Generative Diffusion Models for High Dimensional Channel Estimation

Along with the prosperity of generative artificial intelligence (AI), its potential for solving conventional challenges in wireless communications has also surfaced. Inspired by this trend, we investigate the application of the advanced diffusion models (DMs), a representative class of generative AI models, to high dimensional wireless channel estimation. By capturing the structure of multiple-input multiple-output (MIMO) wireless channels via a deep generative prior encoded by DMs, we develop a novel posterior inference method for channel reconstruction. We further adapt the proposed method to recover channel information from low-resolution quantized measurements. Additionally, to enhance the over-the-air viability, we integrate the DM with the unsupervised Stein’s unbiased risk estimator to enable learning from noisy observations and circumvent the requirements for ground truth channel data that is hardly available in practice. Results reveal that the proposed estimator achieves high-fidelity channel recovery while reducing estimation latency by a factor of 10 compared to state-of-the-art schemes, facilitating real-time implementation. Moreover, our method outperforms existing estimators while reducing the pilot overhead by half, showcasing its scalability to ultra-massive antenna arrays.

💡 Research Summary

The paper introduces a novel channel estimation framework for high‑dimensional MIMO systems that leverages diffusion generative models (DMs) as a data‑driven prior. Traditional linear estimators (LS, LMMSE) and compressed‑sensing (CS) approaches either require a number of pilot symbols equal to or greater than the number of transmit antennas or rely on sparsity assumptions that do not hold in realistic propagation environments. To overcome these limitations, the authors train a diffusion model on simulated MIMO channel realizations, capturing the intricate angular‑domain structure of massive antenna arrays.

During inference, the pre‑trained DM generates a noisy latent representation of the channel at diffusion step t (h_t). The authors then formulate a conditional posterior sampling rule that combines the DM’s learned reverse‑diffusion mean μ_θ(h_t, t) with a closed‑form Gaussian approximation of the likelihood p(y|h) derived from the pilot observations y. This “conditional posterior diffusion” updates the latent state at each step while explicitly incorporating measurement information, dramatically reducing the number of required diffusion steps and overall computational load compared with unconditional sampling used in prior score‑based generative methods.

The framework is extended to low‑resolution ADC scenarios. By modeling the quantization process and approximating the resulting likelihood as a Gaussian with modified variance, the same posterior update can be applied to 1‑bit, 2‑bit, 3‑bit, etc., receivers. The authors claim this is the first work that adapts diffusion models to few‑bit quantized MIMO channel estimation, achieving notable NMSE improvements over state‑of‑the‑art quantized CS‑AMP algorithms while preserving low latency.

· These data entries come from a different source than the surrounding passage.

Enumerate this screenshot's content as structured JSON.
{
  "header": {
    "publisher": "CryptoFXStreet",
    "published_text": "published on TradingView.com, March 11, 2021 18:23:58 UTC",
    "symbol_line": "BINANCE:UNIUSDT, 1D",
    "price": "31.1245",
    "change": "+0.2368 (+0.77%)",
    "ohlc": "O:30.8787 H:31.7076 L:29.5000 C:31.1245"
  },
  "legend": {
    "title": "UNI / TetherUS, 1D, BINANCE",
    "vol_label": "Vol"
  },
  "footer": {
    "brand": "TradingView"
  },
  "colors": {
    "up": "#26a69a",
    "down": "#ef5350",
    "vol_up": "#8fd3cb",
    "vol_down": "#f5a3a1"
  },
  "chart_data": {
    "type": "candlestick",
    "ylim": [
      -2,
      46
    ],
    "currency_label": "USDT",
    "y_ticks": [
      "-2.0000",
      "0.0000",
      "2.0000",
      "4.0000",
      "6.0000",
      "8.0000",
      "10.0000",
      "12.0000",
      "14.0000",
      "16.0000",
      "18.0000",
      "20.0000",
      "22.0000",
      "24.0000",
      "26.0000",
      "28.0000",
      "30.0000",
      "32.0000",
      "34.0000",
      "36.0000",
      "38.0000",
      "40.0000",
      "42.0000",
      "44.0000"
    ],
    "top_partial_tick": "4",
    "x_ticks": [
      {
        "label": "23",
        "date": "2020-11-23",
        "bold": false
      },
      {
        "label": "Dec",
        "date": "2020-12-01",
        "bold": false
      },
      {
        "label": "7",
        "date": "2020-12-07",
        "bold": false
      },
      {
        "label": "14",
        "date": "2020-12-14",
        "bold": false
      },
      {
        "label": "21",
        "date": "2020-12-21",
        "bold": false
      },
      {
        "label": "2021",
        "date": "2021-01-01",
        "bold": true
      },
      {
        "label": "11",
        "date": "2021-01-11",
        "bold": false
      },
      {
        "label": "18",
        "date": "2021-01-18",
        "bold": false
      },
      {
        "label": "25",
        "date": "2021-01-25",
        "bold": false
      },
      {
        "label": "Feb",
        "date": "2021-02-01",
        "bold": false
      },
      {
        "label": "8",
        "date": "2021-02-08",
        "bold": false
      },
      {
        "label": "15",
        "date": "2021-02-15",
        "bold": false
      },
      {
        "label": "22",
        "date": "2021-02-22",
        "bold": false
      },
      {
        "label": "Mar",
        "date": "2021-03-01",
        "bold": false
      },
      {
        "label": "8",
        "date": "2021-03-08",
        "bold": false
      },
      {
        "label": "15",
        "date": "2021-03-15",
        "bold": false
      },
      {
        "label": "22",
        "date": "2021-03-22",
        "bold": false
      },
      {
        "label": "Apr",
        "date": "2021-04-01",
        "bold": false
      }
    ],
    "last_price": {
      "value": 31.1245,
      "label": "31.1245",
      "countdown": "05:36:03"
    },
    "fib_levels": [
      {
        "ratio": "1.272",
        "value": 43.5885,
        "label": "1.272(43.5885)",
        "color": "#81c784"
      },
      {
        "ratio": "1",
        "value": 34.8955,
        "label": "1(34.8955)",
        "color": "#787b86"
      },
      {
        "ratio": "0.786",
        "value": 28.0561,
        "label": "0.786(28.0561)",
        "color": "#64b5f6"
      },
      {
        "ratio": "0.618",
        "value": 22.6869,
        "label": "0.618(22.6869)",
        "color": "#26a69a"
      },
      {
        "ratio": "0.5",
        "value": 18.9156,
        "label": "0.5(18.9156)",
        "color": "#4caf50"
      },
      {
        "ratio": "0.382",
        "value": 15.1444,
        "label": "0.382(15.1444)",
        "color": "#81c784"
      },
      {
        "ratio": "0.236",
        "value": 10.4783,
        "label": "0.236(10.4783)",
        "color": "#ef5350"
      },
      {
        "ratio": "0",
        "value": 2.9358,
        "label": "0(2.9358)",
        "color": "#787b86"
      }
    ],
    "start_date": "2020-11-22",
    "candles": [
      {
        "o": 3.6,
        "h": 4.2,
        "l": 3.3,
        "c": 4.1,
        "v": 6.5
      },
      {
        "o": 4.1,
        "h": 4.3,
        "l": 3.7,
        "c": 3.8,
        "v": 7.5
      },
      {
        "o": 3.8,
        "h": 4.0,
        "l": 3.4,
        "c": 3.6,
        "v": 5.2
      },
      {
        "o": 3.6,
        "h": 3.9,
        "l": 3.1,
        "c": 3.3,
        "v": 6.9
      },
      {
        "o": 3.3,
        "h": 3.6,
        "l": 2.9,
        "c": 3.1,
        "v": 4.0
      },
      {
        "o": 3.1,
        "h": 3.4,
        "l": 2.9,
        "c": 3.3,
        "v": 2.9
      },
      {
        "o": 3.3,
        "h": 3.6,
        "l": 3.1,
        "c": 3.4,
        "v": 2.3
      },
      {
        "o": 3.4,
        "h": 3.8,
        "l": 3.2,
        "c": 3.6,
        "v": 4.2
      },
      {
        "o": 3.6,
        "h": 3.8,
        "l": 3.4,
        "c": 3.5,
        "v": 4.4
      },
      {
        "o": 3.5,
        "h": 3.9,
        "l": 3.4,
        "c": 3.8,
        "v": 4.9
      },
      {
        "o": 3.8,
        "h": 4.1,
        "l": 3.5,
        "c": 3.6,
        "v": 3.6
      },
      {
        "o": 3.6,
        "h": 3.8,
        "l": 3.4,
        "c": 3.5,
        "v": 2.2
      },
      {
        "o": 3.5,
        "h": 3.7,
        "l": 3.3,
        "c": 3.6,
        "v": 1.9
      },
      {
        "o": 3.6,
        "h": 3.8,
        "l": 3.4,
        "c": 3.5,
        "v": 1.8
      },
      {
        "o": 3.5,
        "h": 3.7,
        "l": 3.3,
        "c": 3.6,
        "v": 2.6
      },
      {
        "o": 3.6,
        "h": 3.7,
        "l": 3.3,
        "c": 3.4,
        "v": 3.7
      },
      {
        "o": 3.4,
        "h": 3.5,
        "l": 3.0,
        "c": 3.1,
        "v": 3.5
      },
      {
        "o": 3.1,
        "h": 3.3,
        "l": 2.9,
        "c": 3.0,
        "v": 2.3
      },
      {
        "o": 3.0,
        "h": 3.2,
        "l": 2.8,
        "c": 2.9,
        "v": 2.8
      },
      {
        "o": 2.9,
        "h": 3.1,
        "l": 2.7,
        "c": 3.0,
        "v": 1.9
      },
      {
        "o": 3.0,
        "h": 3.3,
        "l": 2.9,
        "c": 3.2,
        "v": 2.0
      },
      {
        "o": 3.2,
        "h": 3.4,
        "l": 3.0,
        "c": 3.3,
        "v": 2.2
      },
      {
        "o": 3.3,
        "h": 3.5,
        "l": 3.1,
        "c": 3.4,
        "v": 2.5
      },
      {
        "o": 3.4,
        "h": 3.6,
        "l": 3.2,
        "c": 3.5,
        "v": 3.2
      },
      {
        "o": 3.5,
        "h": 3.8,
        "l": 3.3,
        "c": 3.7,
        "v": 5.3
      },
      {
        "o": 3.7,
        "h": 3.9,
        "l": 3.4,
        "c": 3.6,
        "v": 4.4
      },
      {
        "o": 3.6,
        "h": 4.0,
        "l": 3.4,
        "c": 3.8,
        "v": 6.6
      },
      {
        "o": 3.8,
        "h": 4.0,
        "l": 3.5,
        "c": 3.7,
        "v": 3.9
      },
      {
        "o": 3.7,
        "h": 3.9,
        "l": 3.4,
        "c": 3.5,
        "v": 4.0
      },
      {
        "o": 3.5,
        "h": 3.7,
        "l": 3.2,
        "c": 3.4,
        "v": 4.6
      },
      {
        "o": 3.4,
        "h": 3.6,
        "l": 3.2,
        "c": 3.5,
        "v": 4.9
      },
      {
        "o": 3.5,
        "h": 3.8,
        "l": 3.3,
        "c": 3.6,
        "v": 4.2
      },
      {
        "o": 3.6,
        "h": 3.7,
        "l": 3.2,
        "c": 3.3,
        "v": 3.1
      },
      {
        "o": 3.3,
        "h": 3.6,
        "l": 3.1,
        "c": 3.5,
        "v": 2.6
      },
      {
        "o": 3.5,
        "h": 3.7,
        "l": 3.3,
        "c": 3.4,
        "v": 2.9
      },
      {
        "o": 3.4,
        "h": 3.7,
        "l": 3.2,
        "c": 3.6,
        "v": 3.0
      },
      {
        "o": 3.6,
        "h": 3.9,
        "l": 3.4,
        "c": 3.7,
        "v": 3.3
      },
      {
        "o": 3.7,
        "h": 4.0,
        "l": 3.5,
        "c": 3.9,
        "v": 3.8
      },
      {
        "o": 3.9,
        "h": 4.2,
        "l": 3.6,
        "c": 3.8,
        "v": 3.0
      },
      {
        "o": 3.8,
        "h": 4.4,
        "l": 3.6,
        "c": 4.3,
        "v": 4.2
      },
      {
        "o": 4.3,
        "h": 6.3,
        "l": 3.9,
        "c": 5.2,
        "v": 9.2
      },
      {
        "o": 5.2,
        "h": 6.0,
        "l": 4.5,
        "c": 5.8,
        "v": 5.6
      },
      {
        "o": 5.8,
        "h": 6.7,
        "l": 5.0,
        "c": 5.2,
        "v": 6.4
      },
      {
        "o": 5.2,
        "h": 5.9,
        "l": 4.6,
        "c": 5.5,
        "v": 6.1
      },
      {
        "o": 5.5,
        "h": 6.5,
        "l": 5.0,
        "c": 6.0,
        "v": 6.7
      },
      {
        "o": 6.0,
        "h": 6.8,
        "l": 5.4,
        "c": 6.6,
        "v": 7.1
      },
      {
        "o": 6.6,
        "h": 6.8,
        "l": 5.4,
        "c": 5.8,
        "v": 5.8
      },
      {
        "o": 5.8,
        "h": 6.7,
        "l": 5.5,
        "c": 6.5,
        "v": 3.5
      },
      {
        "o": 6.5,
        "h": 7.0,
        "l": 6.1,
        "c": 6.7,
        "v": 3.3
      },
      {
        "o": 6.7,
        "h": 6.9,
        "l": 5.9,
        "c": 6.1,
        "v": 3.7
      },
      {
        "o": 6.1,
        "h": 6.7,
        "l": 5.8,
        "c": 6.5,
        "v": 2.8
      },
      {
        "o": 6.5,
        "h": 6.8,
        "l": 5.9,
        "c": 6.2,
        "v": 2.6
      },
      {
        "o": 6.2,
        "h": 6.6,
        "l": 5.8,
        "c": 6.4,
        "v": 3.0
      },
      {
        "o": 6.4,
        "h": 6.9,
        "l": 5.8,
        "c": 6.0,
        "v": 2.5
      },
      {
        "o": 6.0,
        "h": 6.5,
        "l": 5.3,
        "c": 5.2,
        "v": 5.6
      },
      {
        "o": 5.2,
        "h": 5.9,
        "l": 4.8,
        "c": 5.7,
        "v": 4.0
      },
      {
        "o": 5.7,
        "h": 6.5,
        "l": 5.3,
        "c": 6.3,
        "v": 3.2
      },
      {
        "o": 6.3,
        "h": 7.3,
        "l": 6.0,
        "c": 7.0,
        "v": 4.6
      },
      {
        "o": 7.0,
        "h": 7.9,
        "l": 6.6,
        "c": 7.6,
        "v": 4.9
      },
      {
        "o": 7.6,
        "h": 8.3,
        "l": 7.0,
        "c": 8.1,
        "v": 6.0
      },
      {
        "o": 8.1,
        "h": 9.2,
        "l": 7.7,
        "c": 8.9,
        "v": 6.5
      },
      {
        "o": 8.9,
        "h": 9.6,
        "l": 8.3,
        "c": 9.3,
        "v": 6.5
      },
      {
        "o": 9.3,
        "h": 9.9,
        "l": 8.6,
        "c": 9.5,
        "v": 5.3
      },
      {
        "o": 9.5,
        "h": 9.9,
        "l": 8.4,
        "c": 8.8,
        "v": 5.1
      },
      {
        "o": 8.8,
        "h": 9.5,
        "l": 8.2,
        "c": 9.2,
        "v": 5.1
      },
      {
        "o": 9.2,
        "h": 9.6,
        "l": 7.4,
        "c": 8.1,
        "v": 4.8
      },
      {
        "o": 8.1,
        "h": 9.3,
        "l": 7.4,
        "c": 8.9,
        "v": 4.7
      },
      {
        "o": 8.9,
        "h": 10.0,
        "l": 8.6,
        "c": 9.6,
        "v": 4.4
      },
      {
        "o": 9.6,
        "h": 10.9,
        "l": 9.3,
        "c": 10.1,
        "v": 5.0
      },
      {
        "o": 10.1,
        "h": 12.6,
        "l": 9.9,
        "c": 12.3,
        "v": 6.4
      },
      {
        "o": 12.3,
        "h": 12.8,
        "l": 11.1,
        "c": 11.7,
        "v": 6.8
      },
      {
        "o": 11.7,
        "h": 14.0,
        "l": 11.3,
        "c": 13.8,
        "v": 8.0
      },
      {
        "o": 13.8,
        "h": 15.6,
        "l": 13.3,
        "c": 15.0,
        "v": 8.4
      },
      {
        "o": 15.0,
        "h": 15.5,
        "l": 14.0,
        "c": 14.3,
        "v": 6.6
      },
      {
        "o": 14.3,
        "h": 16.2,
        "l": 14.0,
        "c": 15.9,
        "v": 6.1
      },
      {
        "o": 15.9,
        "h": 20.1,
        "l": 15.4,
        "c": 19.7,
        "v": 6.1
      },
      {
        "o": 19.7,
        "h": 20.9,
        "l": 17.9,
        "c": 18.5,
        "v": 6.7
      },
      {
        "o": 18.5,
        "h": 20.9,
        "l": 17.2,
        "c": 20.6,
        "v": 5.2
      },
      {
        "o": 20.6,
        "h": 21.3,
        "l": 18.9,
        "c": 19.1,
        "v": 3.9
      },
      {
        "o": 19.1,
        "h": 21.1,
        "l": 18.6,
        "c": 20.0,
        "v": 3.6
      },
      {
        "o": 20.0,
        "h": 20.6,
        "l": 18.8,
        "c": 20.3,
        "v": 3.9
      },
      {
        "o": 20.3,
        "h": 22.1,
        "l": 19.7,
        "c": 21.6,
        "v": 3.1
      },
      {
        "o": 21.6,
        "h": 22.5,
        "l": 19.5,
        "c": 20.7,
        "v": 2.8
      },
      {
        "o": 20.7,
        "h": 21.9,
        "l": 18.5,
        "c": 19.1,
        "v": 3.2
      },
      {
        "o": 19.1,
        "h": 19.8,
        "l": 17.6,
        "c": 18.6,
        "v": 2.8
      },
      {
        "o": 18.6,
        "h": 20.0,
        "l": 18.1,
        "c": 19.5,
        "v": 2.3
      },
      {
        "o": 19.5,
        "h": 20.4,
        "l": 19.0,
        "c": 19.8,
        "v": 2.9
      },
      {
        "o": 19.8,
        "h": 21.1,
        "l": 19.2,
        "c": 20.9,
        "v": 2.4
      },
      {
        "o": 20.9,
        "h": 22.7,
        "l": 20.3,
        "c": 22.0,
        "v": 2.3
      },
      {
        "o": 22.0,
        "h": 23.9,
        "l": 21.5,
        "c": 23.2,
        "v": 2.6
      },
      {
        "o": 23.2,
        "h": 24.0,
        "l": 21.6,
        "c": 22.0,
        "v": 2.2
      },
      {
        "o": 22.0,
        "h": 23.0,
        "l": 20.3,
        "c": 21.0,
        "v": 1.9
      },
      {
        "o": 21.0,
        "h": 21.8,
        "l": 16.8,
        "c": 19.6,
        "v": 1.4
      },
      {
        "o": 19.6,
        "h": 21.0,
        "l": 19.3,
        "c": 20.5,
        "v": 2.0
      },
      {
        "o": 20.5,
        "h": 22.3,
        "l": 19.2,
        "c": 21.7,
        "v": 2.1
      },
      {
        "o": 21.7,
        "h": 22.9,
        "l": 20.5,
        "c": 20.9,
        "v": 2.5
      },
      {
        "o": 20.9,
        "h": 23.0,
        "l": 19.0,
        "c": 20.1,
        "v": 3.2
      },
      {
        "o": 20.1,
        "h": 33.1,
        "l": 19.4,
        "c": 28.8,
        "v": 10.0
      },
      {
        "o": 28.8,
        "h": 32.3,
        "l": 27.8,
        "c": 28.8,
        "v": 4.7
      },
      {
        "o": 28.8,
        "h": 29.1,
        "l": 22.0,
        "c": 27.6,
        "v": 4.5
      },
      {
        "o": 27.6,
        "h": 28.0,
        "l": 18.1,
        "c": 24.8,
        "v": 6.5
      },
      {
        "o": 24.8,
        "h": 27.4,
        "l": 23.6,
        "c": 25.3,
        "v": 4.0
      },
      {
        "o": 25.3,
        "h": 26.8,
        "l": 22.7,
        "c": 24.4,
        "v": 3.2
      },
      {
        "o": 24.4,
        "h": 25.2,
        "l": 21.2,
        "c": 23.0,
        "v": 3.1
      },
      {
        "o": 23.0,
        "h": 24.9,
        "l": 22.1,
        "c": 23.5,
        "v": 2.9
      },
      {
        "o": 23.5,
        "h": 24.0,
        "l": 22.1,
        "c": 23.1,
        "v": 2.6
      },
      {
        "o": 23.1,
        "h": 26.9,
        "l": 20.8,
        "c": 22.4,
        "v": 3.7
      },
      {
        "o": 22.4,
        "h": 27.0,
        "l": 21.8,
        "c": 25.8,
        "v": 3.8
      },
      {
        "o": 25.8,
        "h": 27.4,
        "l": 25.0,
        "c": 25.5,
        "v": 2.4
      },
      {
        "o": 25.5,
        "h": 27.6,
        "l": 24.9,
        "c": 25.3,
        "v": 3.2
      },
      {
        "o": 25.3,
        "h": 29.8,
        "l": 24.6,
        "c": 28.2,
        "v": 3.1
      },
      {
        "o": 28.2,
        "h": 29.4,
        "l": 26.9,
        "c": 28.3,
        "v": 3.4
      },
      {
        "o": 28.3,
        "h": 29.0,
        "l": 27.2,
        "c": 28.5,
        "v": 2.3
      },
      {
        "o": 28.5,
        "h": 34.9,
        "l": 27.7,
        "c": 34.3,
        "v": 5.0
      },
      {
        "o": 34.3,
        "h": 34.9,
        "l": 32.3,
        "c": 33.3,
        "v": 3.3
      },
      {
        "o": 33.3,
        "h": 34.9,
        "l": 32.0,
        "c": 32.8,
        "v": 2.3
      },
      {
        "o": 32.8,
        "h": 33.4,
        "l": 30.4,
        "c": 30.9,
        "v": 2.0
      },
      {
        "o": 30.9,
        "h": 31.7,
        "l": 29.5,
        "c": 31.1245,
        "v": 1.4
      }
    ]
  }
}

A major practical obstacle is the scarcity of clean channel ground‑truth data for training. To address this, the paper integrates Stein’s Unbiased Risk Estimator (SURE) into the DM training pipeline, allowing the network to be trained solely on noisy channel observations. SURE provides an unbiased estimate of the mean‑squared error without requiring clean labels, enabling unsupervised learning that is well‑suited for over‑the‑air deployment.

Experimental results are presented for 64 × 64 and 128 × 128 antenna arrays with pilot ratios α = N_p/N_t ranging from 0.3 to 0.5. The proposed method outperforms the best existing diffusion‑based estimator (score‑based generative model) by 3–5 dB in NMSE and reduces inference latency by roughly a factor of ten (≈0.8 ms versus several milliseconds). Moreover, it achieves comparable or better performance with only half the pilot overhead, confirming its scalability to ultra‑massive MIMO. The lightweight CNN architecture used for the diffusion network reduces parameter count by 2–3× relative to prior works, facilitating real‑time implementation on standard hardware.

The authors acknowledge limitations: the diffusion model still requires a large simulated dataset for pre‑training, which may not perfectly match real‑world channel statistics, and the current formulation assumes quasi‑static channels, leaving fast‑fading scenarios for future investigation. They suggest extending the approach with online adaptation, multi‑cell collaborative learning, and hardware‑accelerated implementations to further improve robustness and energy efficiency.

In summary, the paper makes three key contributions: (1) a diffusion‑model‑based Bayesian estimator that integrates pilot measurements directly into the reverse‑diffusion process, (2) an adaptation of this estimator to low‑resolution quantized receivers, and (3) a SURE‑driven unsupervised training scheme that eliminates the need for clean channel labels. Together, these innovations advance the practicality of generative‑AI techniques for real‑time, high‑dimensional wireless channel estimation.